October 24, 2007 - 16:32

Sebastien,

many thanks for this how to

dumb question: do I need to place ‘select’ statement somewhere..?

I’m getting this in /var/log/secure:

Oct 25 00:30:27 saslauthd[1852]: pam_mysql – SELECT returned no result.

Oct 25 00:30:29 postfix/smtpd[2325]: warning: [59.101.42.5]: SASL PLAIN authentication failed: authentication failure

Sureshkumar

February 19, 2009 - 8:39

How can i add multiple users for Setting up SMTP Authentication on postfix …please
help me. am waiting your reply

Seb

February 19, 2009 - 10:42

@ Sureshkumar
http://www.wains.be/index.php/category/postfix/

Sureshkumar

February 19, 2009 - 11:26

How can i add multiple users for Setting up SMTP Authentication on postfix in the /etc/postfix/sasl_passwd …please help me. am waiting your reply

Seb

February 19, 2009 - 11:28

You obviously didn’t follow this howto.. since it doesn’t mention sasl_passwd anywhere. This howto shows how to do SMTP auth with multiple users stored in a MySQL DB.

Francisco Sosa

May 6, 2009 - 3:39

Hello Sebastien

I have the same error than Voithek,
May 5 20:37:26 mail postfix/smtpd[3453]: warning: mail.linuxmail.sytes.net[127.0.0.1]: SASL PLAIN authentication failed: authentication failure

can you help me???

Sébastien Wains

May 6, 2009 - 21:35

This howto is somewhat deprecated, and I no longer use CentOS. I recommend you to check howtoforge.com for updated tutorials.

shankar

June 28, 2009 - 9:30

Hi Sebastain,

I wan a step by step description of how to send virtual mail delivery using only postfix and mysql

Please help

thanks
shankar

zxvzv

January 30, 2010 - 7:56

If you are lack of wow gold, do you want to

learn how to make world of warcraft gold? As for how to make world of warcraft

gold, there a lot of wow gold kuafen making

guides that can teach you the ways to collect wow gold.

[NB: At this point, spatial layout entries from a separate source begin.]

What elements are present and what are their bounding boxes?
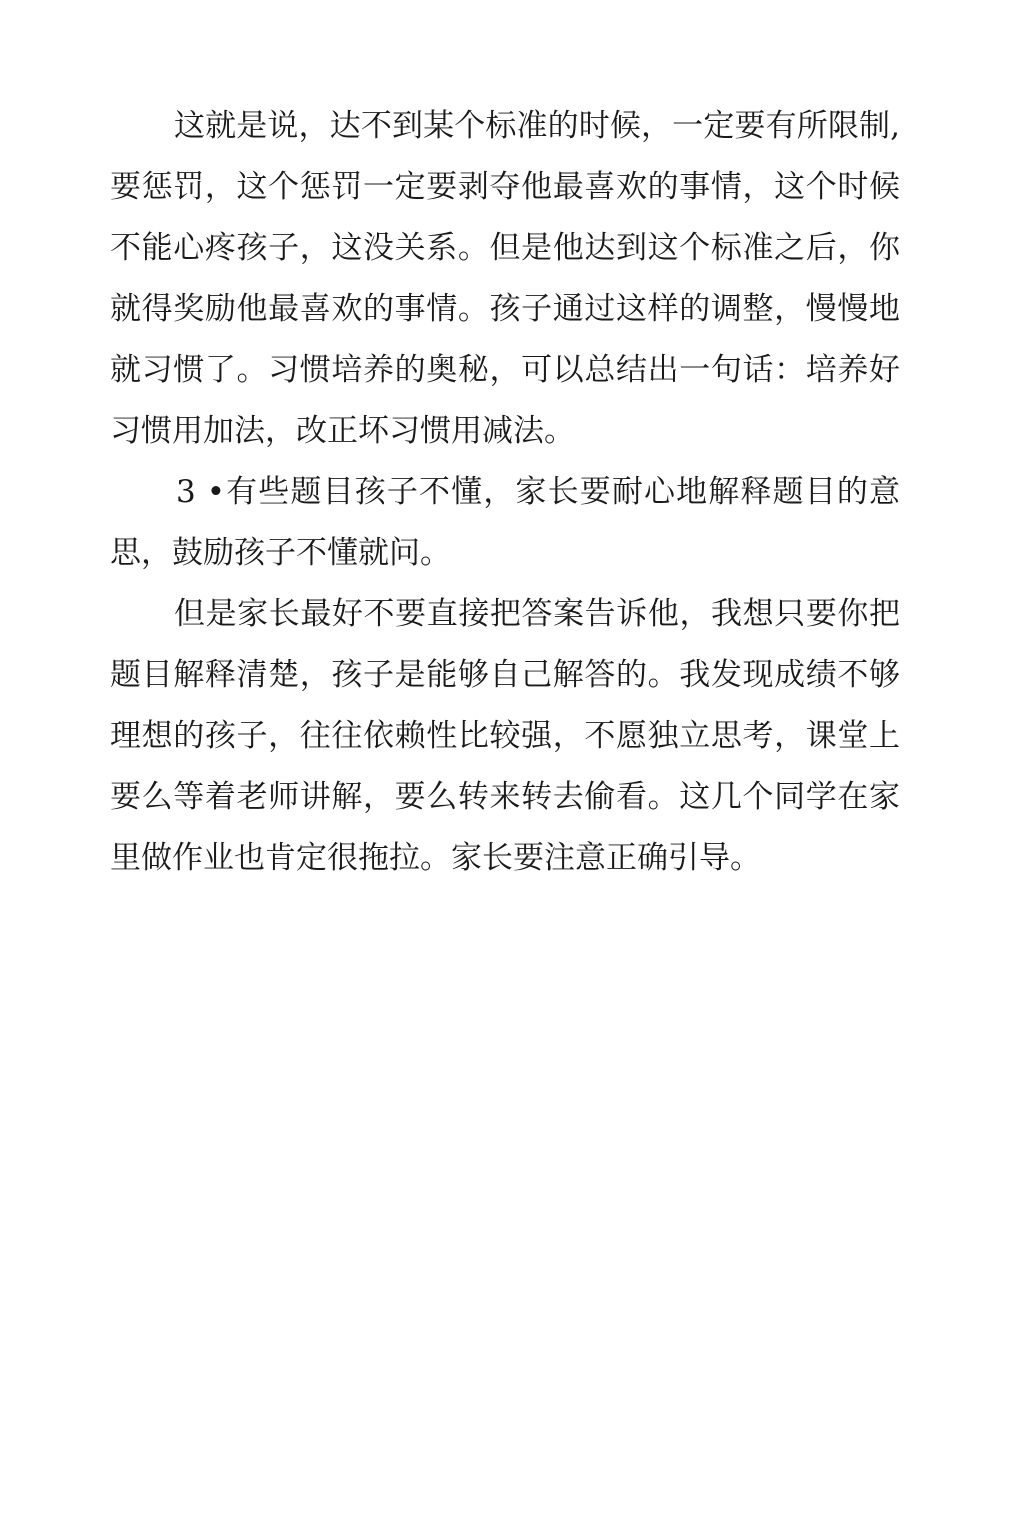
paragraph-punishment-reward: 这就是说，达不到某个标准的时候，一定要有所限制,要惩罚，这个惩罚一定要剥夺他最喜欢的事情，这个时候不能心疼孩子，这没关系。但是他达到这个标准之后，你就得奖励他最喜欢的事情。孩子通过这样的调整，慢慢地就习惯了。习惯培养的奥秘，可以总结出一句话：培养好习惯用加法，改正坏习惯用减法。: [110, 108, 900, 449]
paragraph-independent-thinking: 但是家长最好不要直接把答案告诉他，我想只要你把题目解释清楚，孩子是能够自己解答的。我发现成绩不够理想的孩子，往往依赖性比较强，不愿独立思考，课堂上要么等着老师讲解，要么转来转去偷看。这几个同学在家里做作业也肯定很拖拉。家长要注意正确引导。: [110, 596, 900, 876]
paragraph-point-3: 3 •有些题目孩子不懂，家长要耐心地解释题目的意思，鼓励孩子不懂就问。: [110, 474, 900, 571]
document-body: [110, 96, 900, 889]
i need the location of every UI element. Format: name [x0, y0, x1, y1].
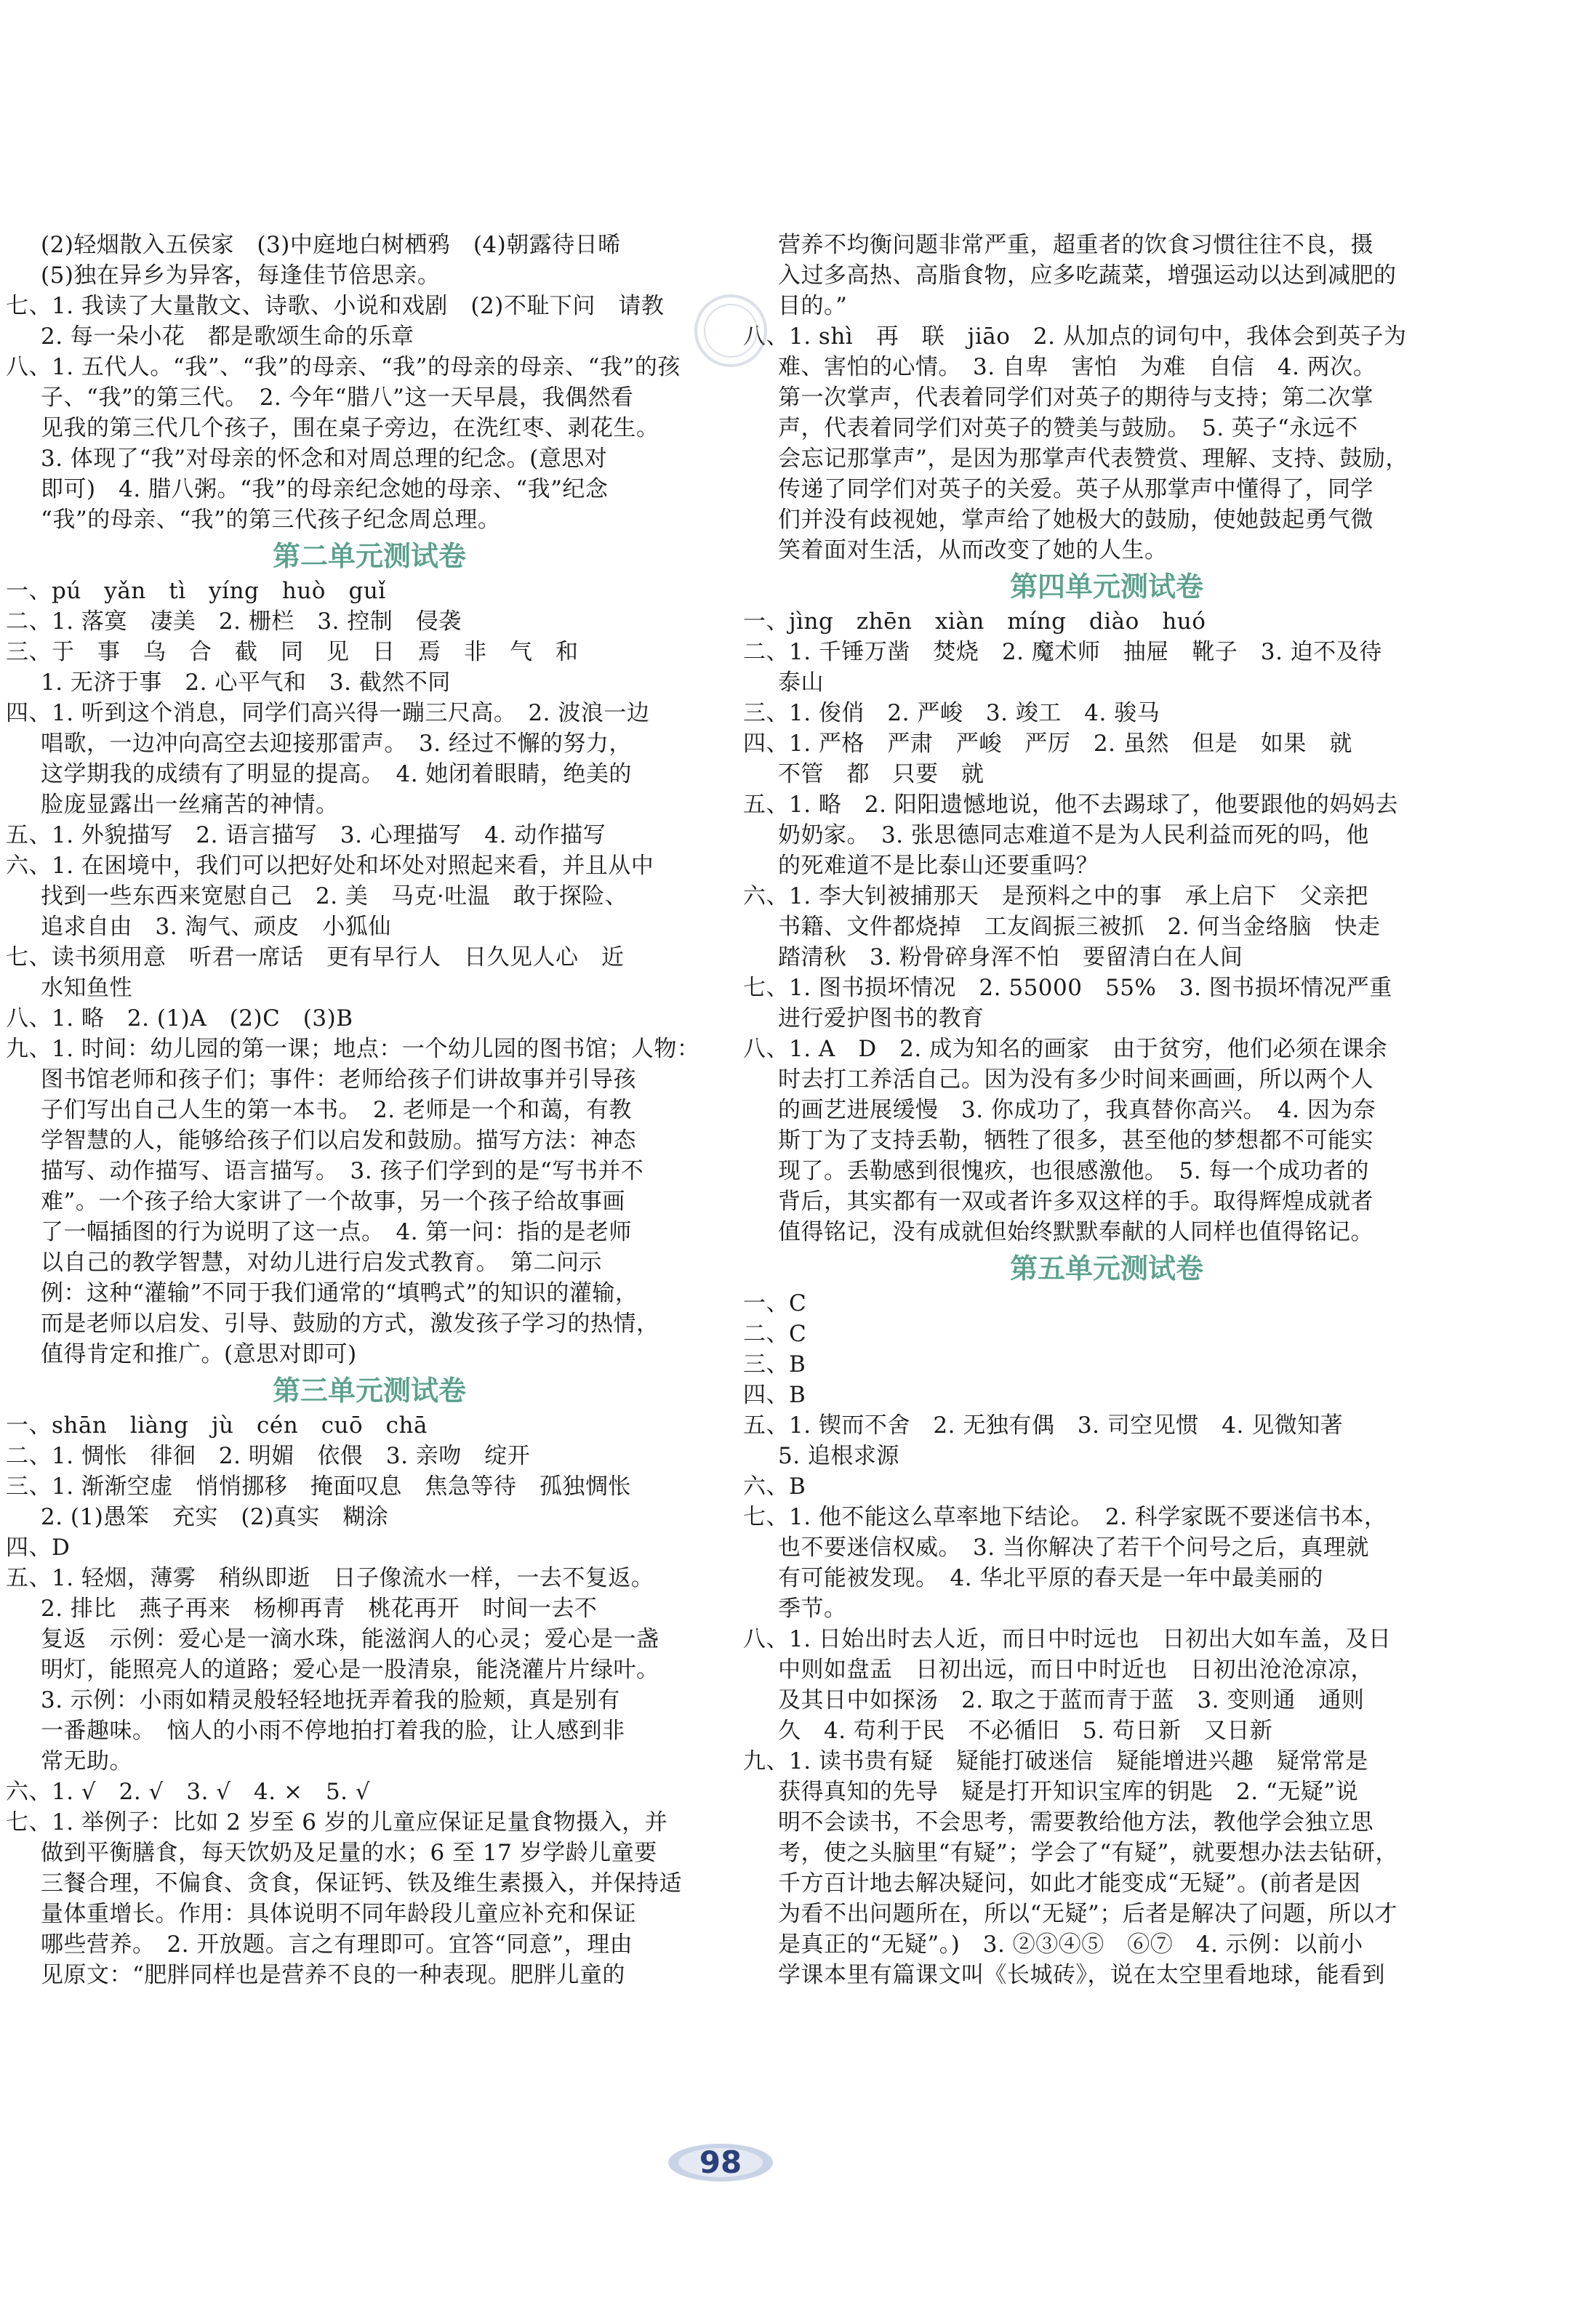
answer-line: 考，使之头脑里“有疑”；学会了“有疑”，就要想办法去钻研，: [778, 1840, 1398, 1866]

Trackback URI Comments RSS

Leave Comment

Please consider visiting the partners below if you enjoyed this article :

If this post saved you time and money, please consider checking my Amazon wishlist.

Before submitting, some rules :
- Is your comment related to the article ?
- You're having a problem ? Have you checked Google, other howtos, docs, manpages ?
- You're still having the problem ? Have you raised log verbosity, checked traces, ran tcpdump ?
- Have you checked your configuratoin for typo ?
Unless your comment is providing additional info or respect the rules above, DON'T comment.
If you don't understand what you are doing, I urge you to read the documentation, I'm not your free Level 1 helpdesk guy.